We present AgentGA, a framework that evolves autonomous code-generation runs by optimizing the agent seed: the task prompt plus optional parent archives that initialize a fresh workspace. The outer loop searches over these reusable starting conditions rather than editing code directly. Each generation launches a fresh autonomous run from a reset workspace, while selected parent archives provide inherited artifacts that descendants can inspect and reuse.

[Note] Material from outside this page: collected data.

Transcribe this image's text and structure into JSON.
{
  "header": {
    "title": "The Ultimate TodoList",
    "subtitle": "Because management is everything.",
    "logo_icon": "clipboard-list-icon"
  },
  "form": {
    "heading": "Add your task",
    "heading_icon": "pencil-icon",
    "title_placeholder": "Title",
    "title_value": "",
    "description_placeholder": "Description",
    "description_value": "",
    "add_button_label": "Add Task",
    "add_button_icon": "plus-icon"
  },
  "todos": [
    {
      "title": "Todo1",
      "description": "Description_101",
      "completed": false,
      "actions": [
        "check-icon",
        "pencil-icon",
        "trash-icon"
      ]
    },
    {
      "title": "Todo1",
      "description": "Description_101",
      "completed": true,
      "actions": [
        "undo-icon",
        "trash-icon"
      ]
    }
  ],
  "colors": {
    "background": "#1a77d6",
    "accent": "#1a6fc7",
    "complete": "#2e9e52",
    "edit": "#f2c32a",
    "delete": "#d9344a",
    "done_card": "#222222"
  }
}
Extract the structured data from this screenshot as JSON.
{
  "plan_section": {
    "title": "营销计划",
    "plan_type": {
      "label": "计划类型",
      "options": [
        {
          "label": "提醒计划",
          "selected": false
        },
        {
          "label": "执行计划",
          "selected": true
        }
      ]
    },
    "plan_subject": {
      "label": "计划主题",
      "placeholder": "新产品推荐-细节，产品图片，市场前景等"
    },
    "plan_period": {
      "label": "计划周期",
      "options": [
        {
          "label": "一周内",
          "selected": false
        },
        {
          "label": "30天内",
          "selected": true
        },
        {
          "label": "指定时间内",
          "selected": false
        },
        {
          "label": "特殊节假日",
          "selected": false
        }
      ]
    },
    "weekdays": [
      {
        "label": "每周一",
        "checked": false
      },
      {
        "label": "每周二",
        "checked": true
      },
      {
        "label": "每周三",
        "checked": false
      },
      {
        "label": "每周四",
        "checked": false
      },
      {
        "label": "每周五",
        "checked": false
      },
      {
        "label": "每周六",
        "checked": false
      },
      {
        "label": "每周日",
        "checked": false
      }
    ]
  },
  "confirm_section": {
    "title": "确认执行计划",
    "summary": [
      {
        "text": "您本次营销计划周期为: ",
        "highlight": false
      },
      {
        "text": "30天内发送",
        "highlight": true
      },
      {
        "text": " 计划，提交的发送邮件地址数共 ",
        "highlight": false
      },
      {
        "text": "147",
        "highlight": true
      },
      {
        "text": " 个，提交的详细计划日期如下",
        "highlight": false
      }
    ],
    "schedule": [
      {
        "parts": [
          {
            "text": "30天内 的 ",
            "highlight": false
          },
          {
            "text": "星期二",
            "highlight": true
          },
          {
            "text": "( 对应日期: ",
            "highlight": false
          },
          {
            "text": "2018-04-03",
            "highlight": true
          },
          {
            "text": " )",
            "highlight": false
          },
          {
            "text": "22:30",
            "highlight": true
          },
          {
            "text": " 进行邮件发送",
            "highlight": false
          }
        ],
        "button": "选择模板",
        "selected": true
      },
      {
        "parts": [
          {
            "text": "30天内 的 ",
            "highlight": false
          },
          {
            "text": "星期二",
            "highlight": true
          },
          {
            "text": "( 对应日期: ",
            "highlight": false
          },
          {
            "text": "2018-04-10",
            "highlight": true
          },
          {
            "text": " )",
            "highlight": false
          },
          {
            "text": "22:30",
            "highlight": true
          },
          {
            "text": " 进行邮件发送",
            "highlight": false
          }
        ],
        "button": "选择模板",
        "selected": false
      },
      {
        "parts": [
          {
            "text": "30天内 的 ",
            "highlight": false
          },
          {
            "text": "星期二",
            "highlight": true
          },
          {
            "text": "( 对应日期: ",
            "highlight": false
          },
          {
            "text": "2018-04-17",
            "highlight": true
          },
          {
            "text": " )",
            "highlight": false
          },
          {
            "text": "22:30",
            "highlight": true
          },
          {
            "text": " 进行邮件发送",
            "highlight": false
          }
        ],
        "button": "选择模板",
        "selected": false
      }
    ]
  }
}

AgentGA couples a population-level genetic algorithm with long-horizon agents; selection uses deterministic 1:1 elite tournaments and operator allocation is adapted online with a modified Hedge controller. We instantiate the approach for tabular AutoML on the 16-competition Weco-Kaggle Lite benchmark. On the 10 benchmark runs reported here, AgentGA averages 74.52% Exceeds % of Human versus 54.15% for AIDE. Across 1135 parent-child comparisons, descendants given parent archives outperform runs started from scratch, indicating that inherited artifacts improve later autonomous runs. These findings support agent-seed optimization as a practical design point for autonomous code-search systems.